La signature samedi à Doha d’une Déclaration de Principes entre les délégués congolais et ceux de l’AFC/M23 relance formellement les négociations paix, mais soulève d’emblée des interrogations substantielles. Martin Ziakwau, expert des dynamiques sécuritaires dans l’Est de la RDC, pointe avec une ironie mordante ce qu’il qualifie de « cessez-le-feu tardif » : « Cette disposition aurait dû être conclue peu après la Déclaration conjointe du 23 avril », assène-t-il dans une analyse percutante. Un rappel cinglant des atermoiements qui minent la crédibilité du processus.
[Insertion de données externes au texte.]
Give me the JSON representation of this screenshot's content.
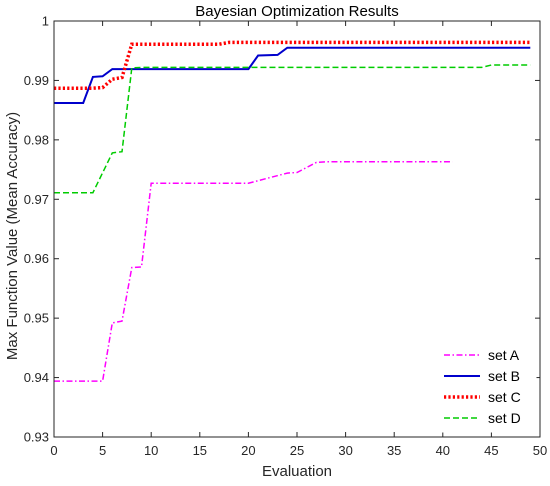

Le chercheur soulève un écueil majeur : l’ouverture prochaine des discussions sur les « causes profondes » des conflits armés à l’Est. Foncier, démographie, identité – ces questions explosives, inscrites dans le sillage de l’accord du 23 mars 2009, pourraient selon lui « ouvrir la boîte de Pandore ». Un avertissement sans détour sur les risques d’un dialogue manquant cruellement d’inclusivité. Comment garantir un consensus national sur des sujets aussi polarisants sans une représentation élargie des forces vives congolaises ?
La temporalité devient un piège géopolitique. Ziakwau alerte que le calendrier des négociations directes à Doha « pourrait influencer significativement » l’application de l’accord de Washington du 27 juin. Ce dernier prévoit un mécanisme conjoint RDC-Rwanda devant entrer en vigueur le 28 juillet – soit dans moins de dix jours. Or, l’occupation persistante de zones clés du Nord et Sud-Kivu par l’AFC/M23 « entrave la sensibilisation des populations », préalable indispensable à la neutralisation des FDLR. Un cercle vicieux qui bloque aussi le volet économique de l’accord américain, pourtant porteur d’investissements structurants.
Le document signé au Qatar fixe des échéances serrées : mise en œuvre des engagements avant le 29 juillet 2025, lancement des négociations sur un accord de paix global d’ici le 8 août, et signature finale impérative pour le 17 août. Des délais ambitieux, presque périlleux, alors que les fronts militaires demeurent électriques. Kinshasa accuse en effet la rébellion, soutenue par Kigali, de préparer une offensive sur Uvira – accusation rejetée avec véhémence par l’autre camp.
Les remerciements protocolaires adressés au Qatar, aux États-Unis et à l’Union Africaine ne masquent guère l’urgence opérationnelle. Si la Déclaration de Principes offre un cadre formel, elle bute sur un hiatus béant : peut-on bâtir une paix durable sans désamorcer simultanément les logiques guerrières au sol et les contentieux transfrontaliers ? Le cessez-le-feu AFC/M23, s’il se concrétise enfin, ne sera qu’un premier pas dans l’escalade vertigineuse des défis. La neutralisation des FDLR, le retrait rwandais et l’intégration économique régionale constituent la triple équation dont la résolution conditionnera l’avenir du Kivu. À défaut d’avancées tangibles d’ici fin juillet, l’édifice diplomatique patiemment construit à Doha et Washington risque de se lézarder aussi vite qu’il s’est érigé.